Divorce is always emotionally charged, and can lead to a lot of mud-slinging, charges and counter-charges, and a lot of misery not only for the couple, but also to their respective families, as well. However, in spite of this, the cases of divorce are going up. This is true in the state of Louisiana, as well. More than a million cases are being reported every year. In Louisiana too, a lot of men and women are seeking divorce, and the database is getting fatter every day.
To get a copy of the Louisiana divorce record, you need to follow these simple steps.
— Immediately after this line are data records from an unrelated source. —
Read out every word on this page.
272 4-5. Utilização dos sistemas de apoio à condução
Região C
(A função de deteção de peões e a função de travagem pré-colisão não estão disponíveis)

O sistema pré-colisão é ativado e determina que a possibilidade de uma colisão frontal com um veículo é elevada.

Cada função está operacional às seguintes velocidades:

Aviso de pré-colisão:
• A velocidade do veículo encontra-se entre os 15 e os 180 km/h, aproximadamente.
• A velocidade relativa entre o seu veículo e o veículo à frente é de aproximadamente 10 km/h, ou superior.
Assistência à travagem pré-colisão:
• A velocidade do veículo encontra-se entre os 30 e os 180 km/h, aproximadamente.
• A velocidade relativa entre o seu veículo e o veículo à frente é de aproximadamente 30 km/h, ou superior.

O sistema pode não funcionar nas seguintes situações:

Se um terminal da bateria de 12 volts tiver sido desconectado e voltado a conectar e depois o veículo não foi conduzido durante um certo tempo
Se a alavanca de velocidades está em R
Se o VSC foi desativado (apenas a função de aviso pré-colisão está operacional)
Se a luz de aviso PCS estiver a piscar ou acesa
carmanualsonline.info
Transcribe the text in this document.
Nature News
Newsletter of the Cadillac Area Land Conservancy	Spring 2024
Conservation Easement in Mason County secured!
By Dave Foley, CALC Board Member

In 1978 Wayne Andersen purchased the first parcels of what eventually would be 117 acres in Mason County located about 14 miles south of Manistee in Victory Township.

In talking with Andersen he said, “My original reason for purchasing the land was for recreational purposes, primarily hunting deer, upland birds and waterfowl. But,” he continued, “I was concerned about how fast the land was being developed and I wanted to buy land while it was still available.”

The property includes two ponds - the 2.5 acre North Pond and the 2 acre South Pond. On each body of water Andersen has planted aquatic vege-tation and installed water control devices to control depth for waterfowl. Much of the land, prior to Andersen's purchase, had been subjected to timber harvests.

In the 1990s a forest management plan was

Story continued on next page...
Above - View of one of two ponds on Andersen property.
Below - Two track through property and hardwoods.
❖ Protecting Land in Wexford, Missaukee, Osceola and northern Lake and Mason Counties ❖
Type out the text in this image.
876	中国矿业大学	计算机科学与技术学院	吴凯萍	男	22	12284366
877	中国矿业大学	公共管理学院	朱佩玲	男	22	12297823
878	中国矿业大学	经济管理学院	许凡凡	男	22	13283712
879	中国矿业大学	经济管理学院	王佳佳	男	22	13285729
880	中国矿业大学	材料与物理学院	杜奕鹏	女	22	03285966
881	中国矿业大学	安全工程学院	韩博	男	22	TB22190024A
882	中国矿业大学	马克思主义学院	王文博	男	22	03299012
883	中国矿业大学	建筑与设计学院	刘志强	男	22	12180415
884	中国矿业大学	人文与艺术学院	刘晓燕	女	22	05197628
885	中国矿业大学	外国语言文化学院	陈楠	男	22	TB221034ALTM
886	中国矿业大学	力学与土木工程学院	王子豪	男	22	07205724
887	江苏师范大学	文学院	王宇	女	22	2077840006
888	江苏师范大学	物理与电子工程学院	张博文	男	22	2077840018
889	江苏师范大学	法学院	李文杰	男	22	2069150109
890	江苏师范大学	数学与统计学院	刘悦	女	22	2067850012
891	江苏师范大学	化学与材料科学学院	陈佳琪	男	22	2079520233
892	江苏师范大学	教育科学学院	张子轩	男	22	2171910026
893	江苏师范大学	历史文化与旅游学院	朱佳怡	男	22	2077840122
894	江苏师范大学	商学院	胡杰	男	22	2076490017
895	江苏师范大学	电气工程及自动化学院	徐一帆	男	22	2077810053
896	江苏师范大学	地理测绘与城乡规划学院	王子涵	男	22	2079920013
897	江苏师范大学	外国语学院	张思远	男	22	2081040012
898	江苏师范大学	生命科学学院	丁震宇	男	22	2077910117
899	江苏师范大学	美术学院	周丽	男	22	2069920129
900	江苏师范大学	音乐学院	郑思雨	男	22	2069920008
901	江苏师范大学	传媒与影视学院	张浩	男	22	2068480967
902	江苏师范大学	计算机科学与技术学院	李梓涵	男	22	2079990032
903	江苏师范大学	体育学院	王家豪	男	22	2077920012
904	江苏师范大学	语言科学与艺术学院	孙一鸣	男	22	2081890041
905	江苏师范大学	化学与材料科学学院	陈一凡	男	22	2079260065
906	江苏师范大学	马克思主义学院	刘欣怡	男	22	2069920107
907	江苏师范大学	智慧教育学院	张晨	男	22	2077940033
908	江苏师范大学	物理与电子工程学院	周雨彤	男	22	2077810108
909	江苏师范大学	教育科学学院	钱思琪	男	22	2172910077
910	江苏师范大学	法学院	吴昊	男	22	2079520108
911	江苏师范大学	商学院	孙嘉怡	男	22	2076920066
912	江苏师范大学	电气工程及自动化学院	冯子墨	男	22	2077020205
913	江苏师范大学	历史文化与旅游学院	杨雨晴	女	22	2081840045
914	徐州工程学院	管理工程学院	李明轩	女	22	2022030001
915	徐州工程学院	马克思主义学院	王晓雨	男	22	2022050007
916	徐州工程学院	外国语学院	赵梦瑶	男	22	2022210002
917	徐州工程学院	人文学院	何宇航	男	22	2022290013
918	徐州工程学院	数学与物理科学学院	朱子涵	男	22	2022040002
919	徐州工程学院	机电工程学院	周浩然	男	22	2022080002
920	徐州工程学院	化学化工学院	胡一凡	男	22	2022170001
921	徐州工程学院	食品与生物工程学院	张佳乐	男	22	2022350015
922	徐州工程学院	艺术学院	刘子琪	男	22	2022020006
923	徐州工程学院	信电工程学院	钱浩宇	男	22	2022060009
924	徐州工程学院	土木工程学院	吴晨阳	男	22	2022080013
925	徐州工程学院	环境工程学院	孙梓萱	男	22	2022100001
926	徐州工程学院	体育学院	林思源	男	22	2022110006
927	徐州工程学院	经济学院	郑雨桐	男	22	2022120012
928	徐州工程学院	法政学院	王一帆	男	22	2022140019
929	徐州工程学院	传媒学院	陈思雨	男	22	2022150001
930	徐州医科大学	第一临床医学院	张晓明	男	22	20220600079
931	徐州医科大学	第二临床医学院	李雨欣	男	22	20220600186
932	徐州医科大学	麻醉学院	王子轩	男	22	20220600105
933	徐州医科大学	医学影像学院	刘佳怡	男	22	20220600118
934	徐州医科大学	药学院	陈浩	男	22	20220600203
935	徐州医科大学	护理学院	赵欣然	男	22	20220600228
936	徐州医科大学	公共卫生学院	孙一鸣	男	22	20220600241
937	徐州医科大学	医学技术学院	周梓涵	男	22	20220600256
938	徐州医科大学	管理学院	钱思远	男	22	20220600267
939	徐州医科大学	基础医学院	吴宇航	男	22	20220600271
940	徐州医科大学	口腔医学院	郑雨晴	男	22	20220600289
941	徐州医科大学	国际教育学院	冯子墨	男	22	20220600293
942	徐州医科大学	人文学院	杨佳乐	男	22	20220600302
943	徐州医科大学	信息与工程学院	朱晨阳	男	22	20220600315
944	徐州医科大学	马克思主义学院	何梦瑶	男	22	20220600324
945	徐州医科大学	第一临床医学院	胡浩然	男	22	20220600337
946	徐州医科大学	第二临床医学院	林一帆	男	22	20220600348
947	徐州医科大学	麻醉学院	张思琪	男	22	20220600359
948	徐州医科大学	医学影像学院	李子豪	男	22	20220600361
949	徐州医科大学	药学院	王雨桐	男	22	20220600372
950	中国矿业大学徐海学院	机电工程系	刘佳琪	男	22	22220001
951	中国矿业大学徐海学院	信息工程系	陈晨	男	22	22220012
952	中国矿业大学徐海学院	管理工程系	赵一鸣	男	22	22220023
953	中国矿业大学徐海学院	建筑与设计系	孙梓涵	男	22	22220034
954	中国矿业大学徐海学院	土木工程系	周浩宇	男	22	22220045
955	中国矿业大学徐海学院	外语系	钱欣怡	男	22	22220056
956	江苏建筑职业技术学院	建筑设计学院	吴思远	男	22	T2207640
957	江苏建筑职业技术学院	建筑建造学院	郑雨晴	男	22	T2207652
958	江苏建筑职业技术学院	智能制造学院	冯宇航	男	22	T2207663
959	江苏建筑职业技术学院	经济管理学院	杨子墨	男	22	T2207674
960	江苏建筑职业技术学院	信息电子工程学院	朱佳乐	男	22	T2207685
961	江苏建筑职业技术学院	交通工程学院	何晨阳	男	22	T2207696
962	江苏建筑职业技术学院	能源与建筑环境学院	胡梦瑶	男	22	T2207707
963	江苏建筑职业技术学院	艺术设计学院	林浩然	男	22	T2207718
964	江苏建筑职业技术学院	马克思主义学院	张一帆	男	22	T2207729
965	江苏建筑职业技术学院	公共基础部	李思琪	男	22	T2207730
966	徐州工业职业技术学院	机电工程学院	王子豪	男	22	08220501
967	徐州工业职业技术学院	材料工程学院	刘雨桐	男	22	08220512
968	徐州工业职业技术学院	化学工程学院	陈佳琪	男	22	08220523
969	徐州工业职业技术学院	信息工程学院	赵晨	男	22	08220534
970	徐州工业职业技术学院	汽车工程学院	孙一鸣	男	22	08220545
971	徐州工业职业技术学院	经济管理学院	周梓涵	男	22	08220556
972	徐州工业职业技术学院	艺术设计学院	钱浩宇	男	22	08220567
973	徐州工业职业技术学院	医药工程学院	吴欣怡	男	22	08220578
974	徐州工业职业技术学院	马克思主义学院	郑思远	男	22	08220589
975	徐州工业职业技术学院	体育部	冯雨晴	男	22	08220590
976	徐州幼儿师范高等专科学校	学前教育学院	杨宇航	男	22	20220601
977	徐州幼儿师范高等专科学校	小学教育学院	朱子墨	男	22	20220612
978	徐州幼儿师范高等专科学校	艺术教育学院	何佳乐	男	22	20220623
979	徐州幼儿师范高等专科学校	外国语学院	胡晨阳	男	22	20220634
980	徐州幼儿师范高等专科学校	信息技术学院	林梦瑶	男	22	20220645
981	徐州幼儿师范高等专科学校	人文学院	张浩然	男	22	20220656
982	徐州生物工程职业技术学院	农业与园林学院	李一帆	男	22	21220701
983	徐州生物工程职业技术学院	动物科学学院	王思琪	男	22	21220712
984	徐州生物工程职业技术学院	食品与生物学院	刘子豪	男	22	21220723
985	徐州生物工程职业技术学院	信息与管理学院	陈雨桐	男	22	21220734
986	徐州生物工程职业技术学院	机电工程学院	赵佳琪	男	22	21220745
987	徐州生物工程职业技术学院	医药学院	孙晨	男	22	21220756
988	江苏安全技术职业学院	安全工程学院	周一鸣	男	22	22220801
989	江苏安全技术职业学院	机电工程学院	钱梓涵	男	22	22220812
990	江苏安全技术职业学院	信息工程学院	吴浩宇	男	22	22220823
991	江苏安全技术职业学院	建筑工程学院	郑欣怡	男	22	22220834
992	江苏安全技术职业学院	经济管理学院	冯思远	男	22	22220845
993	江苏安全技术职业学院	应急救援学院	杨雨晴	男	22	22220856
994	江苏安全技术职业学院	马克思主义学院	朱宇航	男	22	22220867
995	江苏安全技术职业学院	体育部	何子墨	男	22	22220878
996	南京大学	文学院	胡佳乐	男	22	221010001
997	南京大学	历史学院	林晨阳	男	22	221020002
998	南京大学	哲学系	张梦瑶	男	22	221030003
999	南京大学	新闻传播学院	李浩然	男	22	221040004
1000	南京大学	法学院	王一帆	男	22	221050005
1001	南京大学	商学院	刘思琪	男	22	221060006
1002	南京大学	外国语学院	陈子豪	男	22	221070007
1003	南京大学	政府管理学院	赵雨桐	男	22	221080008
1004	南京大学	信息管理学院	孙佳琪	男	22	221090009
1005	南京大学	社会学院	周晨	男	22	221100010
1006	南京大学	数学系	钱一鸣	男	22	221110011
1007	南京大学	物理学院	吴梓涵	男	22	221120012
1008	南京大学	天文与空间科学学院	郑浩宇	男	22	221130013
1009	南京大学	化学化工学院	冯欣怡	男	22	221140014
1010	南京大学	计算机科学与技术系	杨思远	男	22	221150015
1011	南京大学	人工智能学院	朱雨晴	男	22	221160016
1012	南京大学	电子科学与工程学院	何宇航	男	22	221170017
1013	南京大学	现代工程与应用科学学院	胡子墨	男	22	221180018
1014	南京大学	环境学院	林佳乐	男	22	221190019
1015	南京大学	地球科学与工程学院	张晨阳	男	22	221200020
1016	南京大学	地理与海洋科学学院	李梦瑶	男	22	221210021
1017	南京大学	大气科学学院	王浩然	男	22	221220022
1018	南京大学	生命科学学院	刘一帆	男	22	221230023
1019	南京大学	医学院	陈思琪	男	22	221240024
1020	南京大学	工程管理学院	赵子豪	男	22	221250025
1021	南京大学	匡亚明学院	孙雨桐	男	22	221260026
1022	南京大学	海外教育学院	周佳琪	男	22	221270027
First, you need to determine where precisely the divorce was filed in the state. Do remember that the Clerk of Court in the parish is the only place from where a certified divorce decree of a particular county will be available. Find out the specific request procedure for a certified divorce record by contacting the Clerk's office at the parish. This is where the record is kept. Fill out the application form. Sign it, and send it to,
Along with your application form, you need to send $12.00 as search fees. This is the amount that you need to pay while ordering by mail. However, if you place your request over the phone, fax or Internet, it is possible that the charges might be more. This money is nonrefundable even if the search cannot give you the information you seek. If the form is incomplete or the signature is missing, then the request will not be processed. It might be possible that the office maintains a record from before the date you have mentioned, so it is good to ask anyway. You have nothing to lose other than the $12.00.
The information here is in the public domain, and so you have the right to ask for it. However, there are certain conditions imposed that you should know about when you are applying to procure the record. Once you fulfill these conditions, you will obtain the divorce record.
The divorce certificate might be issued to the requester or respondent whose name is mentioned on the divorce document or direct relatives such as parents, siblings, children, grandparents or current spouses. However, you should be able to produce copies of your government issued and authenticated identification to show that you are related to the person on the divorce document, or be able to show a legitimate and legal need to access the record. Without proper identifications, your request might not be processed.
It is in the public domain, and so, you can ask for it. However, there is also the FoIA or the Freedom of Information Act to safeguard the person's privacy. The state also agrees that a person has the right to privacy. So, while you can find out whether the divorce was granted or not, but you cannot know the details such as the reasons cited, the alimony amount, decisions about child custody and support, asset and liability division and others like this.
To request certified Louisiana divorce decrees, please follow these instructions:
You must first determine where the divorce was filed in Louisiana. Certified divorce decrees are only available from the Clerk of Court in the parish where the divorce was filed.
Go to the Louisiana Clerks of Court website to determine the proper office to contact.
Contact the Clerk of Court office in the parish where the divorce record is maintained to find out their specific request procedure for a certified divorce record.
For more information on Louisiana Clerks of Court, visit the following website:
Where to Find Louisiana Divorce Records
The State of Louisiana does not maintain a central registry of divorce records. All original divorce decrees are filed and maintained in the parish where the divorce was filed.
Information Needed to Obtain a Certified Divorce Decree
Anyone wishing to obtain a certified copy of a divorce decree must contact the specific Clerk of Court in the parish where the divorce was filed. Request procedures and fees may differ from parish to parish.
Restrictions for Requesting Louisiana Divorce Records
Identification requirements may also differ for each Louisiana parish. Be prepared to produce copies of your government-issued identification to show that you are related to the parties on the divorce document, or show a legitimate and legal need for the record.